Я привык к Агриппине, и мне уже не казалась странной ее отрывистая, грубоватая речь в сочетании с непонятными ни мне, ни ей самой библейскими изречениями. Я привык к ее грубой заботливости, как привыкают к тем теплым шерстяным фуфайкам неуклюжей домашней вязки, которые хоть и натирают шею и саднят кожу, но зато греют в любой мороз. Мне нравилось, что она всегда за делом, что она никогда не жалуется, нравилось, что она всегда говорит правду, что она всегда готова помочь кому угодно, — недаром, несмотря на ее грубость, все соседи ее уважали и часто обращались к ней за помощью и советом. Удивляло меня в ней только одно — что она недолюбливала своих постояльцев. А ведь это были спокойные, солидные люди. Две комнаты, которые они временно снимали у Агриппины, содержали они в чистоте и аккуратно платили за них. Сам Аркадий Степанович приходил домой обычно поздно, его и не видно было. Это был хорошо одетый, всегда бритый человек. И если Надя находила, что Нина Петровна похожа на Мери Пикфорд, то Аркадий Степанович напоминал мне Дугласа Фербенкса — только усов не хватало. Они не походили на других встречавшихся мне в жизни людей и потому казались таинственными. Наверно, думалось мне, у них свои, непонятные другим интересы, своя жизнь, и когда они остаются одни, у них свои разговоры, умные, интересные, непонятные другим жителям этого захолустного городка. С посторонними же они говорили только о делах и деньгах, и о том, что деньги даются тяжело и что в городке негде купить хорошей одежды и мебели.

Отставная монашка Зинаидка, как и Агриппина, не любила Коркиных, — наверное, из зависти, думал я.
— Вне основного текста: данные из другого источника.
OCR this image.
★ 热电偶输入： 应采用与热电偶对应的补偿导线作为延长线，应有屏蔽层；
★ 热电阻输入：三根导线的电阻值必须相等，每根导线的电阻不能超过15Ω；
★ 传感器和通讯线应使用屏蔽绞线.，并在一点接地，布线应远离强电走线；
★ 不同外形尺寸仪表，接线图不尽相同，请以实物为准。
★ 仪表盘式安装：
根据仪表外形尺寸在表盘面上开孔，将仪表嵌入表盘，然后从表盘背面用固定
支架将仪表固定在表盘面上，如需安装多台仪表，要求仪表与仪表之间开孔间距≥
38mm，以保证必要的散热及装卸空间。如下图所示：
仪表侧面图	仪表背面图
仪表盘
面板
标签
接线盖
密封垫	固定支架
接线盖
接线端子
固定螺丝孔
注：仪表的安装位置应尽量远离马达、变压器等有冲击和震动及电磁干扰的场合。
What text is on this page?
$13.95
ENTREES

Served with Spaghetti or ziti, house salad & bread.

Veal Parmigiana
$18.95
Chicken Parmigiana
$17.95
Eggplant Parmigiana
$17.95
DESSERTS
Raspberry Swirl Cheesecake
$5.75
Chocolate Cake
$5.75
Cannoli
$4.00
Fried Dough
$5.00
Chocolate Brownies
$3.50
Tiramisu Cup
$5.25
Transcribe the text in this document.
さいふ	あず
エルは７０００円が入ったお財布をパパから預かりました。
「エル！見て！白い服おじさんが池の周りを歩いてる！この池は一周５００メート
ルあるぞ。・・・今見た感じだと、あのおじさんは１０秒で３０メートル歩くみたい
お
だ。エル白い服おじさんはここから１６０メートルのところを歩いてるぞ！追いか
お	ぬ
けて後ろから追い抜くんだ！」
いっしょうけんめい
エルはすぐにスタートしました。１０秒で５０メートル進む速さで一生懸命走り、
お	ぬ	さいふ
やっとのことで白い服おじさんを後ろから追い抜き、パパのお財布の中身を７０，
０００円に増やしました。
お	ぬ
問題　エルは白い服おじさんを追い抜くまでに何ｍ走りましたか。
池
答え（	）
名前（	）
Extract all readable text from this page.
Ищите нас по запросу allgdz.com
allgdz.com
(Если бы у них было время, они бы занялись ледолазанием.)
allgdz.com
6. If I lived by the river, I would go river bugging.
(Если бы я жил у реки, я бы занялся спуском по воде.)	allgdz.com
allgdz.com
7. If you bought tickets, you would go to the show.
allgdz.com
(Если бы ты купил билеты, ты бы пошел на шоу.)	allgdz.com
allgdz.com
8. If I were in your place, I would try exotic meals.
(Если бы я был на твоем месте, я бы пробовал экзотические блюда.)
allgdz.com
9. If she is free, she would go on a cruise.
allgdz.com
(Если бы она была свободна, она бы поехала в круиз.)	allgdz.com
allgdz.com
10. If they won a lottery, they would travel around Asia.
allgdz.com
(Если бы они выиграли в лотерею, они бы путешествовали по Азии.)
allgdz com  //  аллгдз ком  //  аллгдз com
Однажды она, проходя к Агриппине мимо крыльца, где сидела Нина Петровна, спросила ее ехидным голосом:

— В новый дом-то, сестра моя во Христе, скоро въедете?

— Скоро, — ответила Нина Петровна.

— Четыре комнаты в доме-то, говорят, будет?

— Четыре, — ответила Нина Петровна.

— Ну, одна, значит, столовая, другая гостиная, третья — самая главная — спальня, а четвертая, верно, про запас под детскую? Уж будет у вас, верно, херувим какой-нибудь, голубка?

— Никаких херувимов, — брезгливо поджала губы Нина Петровна. — Четвертую комнату будем сдавать. Мы с мужем высчитали, что если будем сдавать комнату, то через двадцать семь лет дом окупится.

— Ну, будь по-вашему, голубка, — шутовски поклонилась Зинаидка, — вы прямо игуменья премудрая, все разрешили: тут тебе и трактир, тут тебе и сортир, тут тебе и ликованье ангельское!..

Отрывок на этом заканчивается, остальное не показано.